Sur notre plateau ce lundi, Chems Akrouf, spécialiste des questions de renseignement, a lui aussi diagnostiqué que les personnalités troublées mentalement pouvaient se montrer poreuses aux événements dramatiques d'un climat alourdi par les attaques terroristes. Pour Chems Akrouf, ça ne va pas sans poser de problème au personnel psychiatrique comme pour les renseignements: "La difficulté pour les renseignements c’est d'avoir un individu n’a pas de lien avec un groupuscule terroriste ou avec des recruteurs. Le fait d’avoir des gens qui ont des troubles mentaux et qui peuvent être inspirés pour faire parler d’eux, ce sont des éléments que les psychiatres doivent prendre en compte parce qu’ils ne sont pas formés du tout pour ça." Alors que le ministère de l'Intérieur a annoncé sa "volonté" de mobiliser "l’ensemble des hôpitaux psychiatriques et des psychiatres libéraux de manière à essayer de parer à cette menace terroriste individuelle", Chems Akrouf a ajouté: ". Je sais que la Fédération hospitalière de France, la FHF, a pris en compte ces thématiques-là et a formé les médecins psychiatres."

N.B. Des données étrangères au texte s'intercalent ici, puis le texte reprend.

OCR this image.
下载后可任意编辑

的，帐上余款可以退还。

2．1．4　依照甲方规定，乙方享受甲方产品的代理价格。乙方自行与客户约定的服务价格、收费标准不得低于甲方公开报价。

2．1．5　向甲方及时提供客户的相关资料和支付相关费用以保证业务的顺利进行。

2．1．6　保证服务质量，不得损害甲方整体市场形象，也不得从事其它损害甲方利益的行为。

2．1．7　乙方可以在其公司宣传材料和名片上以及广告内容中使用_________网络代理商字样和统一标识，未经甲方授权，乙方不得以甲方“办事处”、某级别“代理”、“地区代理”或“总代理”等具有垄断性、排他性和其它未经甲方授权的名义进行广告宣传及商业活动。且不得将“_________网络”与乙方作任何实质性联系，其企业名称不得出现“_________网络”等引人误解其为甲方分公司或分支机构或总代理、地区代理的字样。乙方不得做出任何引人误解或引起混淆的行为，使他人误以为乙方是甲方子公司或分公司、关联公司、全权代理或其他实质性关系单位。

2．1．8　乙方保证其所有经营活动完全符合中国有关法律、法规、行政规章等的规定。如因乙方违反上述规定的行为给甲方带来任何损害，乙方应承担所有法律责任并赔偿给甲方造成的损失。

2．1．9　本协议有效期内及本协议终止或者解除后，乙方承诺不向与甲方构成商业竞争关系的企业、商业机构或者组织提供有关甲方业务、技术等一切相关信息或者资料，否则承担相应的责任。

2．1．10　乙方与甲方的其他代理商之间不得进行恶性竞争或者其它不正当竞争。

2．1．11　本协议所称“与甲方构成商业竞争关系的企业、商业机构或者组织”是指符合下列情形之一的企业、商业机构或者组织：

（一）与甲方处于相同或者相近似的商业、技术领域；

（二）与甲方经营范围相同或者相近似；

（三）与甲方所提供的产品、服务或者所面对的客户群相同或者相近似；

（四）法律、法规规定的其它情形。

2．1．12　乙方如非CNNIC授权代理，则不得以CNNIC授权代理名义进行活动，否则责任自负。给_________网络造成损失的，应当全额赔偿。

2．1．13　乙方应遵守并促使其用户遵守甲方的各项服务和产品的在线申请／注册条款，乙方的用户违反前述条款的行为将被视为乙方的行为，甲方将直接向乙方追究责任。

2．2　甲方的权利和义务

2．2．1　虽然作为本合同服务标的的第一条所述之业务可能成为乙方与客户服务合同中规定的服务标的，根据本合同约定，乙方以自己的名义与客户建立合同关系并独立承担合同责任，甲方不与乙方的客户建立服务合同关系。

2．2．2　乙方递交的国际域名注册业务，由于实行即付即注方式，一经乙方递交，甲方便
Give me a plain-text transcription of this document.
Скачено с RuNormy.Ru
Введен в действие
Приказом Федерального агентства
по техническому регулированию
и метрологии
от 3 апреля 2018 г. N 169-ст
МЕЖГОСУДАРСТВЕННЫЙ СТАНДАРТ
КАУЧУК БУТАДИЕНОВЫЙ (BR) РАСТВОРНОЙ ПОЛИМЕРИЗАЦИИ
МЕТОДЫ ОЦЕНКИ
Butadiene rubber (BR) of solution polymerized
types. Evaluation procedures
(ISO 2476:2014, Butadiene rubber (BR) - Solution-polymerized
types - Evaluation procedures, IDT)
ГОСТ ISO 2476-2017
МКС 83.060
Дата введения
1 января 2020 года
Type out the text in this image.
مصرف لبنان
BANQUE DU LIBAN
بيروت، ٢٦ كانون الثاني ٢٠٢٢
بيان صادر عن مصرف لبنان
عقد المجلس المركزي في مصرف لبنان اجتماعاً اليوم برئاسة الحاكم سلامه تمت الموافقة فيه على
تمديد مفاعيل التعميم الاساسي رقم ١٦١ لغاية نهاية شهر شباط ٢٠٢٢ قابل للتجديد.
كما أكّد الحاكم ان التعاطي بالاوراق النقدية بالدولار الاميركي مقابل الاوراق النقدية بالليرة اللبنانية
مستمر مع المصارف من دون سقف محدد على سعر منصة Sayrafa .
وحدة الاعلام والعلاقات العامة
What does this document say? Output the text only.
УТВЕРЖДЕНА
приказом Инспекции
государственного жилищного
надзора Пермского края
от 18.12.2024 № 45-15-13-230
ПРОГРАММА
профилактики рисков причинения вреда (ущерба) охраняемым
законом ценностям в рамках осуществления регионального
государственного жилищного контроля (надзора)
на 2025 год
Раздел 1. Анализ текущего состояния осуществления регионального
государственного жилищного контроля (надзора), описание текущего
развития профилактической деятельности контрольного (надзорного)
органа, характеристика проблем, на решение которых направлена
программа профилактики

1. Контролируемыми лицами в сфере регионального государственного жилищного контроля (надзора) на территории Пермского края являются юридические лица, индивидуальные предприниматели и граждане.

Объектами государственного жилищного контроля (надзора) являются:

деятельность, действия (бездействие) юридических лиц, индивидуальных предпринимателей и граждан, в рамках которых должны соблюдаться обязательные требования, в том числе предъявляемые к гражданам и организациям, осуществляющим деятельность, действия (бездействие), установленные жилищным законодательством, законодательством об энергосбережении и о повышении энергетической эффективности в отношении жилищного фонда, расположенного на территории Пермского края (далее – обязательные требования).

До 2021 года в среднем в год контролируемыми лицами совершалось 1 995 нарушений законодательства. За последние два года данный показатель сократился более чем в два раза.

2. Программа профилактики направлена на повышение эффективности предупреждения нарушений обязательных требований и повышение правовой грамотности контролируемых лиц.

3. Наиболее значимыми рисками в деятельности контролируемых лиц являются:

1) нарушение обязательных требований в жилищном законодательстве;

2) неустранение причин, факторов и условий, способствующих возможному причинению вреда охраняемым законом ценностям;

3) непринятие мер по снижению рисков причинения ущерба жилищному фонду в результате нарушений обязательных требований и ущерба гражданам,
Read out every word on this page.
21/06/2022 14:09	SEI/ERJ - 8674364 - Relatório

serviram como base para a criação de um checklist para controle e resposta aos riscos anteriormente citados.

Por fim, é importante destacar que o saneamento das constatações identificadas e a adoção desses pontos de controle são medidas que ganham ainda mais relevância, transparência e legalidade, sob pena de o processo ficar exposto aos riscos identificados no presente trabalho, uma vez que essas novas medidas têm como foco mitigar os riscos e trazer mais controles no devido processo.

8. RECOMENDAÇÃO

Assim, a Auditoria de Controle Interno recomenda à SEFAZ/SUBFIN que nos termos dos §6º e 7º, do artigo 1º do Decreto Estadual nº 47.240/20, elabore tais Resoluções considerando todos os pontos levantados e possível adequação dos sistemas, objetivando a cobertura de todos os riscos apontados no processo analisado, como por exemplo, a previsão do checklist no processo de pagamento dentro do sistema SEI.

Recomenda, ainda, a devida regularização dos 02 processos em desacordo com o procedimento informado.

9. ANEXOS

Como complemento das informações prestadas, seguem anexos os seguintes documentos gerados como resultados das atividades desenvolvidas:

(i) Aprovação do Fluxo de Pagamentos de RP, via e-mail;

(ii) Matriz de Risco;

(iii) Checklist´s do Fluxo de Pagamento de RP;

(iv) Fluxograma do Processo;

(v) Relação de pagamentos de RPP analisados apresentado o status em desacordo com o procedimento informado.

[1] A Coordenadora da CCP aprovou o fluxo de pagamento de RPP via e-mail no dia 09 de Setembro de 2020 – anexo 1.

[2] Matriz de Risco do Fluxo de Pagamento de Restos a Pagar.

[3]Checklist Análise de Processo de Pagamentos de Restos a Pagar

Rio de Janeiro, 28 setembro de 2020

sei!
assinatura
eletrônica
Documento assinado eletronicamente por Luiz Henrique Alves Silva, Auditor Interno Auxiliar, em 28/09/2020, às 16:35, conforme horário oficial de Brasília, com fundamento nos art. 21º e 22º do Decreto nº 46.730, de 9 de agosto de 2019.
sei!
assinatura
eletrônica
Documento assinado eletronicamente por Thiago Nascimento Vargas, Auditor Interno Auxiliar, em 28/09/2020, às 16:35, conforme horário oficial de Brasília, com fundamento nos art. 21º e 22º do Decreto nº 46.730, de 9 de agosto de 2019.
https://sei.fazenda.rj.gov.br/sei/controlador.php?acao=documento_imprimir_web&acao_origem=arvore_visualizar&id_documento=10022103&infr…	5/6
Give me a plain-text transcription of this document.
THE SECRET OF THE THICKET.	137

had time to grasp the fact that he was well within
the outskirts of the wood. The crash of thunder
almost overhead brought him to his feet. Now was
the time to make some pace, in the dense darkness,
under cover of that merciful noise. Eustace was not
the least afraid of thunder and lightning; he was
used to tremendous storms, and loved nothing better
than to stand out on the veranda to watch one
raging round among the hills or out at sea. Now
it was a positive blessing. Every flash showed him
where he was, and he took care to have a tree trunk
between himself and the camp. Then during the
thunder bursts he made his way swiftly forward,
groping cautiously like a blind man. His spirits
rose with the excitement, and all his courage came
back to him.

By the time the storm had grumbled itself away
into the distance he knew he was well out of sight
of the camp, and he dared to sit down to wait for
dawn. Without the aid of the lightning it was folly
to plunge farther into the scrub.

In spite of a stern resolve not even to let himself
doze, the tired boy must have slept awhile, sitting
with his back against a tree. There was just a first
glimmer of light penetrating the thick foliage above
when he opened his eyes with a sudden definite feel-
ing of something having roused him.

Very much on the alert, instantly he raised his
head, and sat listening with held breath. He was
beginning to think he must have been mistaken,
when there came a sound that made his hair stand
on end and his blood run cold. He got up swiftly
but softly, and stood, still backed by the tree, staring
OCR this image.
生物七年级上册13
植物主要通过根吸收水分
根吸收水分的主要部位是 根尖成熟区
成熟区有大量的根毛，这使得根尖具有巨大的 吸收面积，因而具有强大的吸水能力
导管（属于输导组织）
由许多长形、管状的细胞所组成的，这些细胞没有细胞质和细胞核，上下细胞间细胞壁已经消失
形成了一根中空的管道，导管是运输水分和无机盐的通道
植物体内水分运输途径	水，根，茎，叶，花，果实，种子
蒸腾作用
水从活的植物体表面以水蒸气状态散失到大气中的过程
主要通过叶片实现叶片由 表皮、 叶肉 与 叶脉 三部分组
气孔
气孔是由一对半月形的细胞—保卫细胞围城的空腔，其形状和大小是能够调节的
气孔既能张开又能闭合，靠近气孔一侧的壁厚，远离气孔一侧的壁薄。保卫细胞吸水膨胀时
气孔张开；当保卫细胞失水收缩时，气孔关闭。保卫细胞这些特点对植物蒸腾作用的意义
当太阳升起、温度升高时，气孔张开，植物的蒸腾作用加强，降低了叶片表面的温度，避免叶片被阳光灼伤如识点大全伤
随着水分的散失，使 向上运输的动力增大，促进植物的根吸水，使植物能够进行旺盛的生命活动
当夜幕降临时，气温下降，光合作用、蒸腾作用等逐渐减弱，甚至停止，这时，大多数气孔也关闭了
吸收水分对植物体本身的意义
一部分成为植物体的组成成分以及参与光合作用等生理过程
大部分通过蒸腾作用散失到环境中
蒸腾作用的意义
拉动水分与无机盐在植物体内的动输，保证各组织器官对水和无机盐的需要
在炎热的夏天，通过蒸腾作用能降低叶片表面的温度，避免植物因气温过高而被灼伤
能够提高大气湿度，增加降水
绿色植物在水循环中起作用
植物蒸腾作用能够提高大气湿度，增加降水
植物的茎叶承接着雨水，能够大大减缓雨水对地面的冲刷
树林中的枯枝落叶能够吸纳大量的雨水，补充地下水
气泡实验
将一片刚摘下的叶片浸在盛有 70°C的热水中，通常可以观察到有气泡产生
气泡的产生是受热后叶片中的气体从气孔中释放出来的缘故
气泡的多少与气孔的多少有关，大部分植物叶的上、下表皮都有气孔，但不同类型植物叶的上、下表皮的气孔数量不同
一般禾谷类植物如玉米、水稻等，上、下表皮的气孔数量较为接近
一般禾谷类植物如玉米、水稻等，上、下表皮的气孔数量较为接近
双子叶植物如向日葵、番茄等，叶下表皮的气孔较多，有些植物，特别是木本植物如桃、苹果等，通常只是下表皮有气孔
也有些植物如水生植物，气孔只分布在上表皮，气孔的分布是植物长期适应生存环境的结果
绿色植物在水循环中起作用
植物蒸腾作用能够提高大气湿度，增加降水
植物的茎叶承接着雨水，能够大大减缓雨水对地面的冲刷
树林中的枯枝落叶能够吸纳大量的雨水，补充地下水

Si le réflexe mimétique est l'une des conséquences psychologiques du terrorisme sur certains criminels avérés ou en puissance, la terreur, et spécialement dans le cas d'un véhicule-bélier, s'imprime aussi dans le paysage mental des citoyens. Au point de modifier parfois les trajectoires les plus quotidiennes, a également observé Jean-Pierre Bouchard: "L'attaque à la voiture-bélier est quelque chose de très concernant. Tout le monde marche dans la rue, à ciel ouvert, tout le monde s'identifie aux victimes. En Israël, des gens vous diront qu'ils marchent côté mur plutôt que côté rue. L'Europe fait l'apprentissage de ce type de menaces".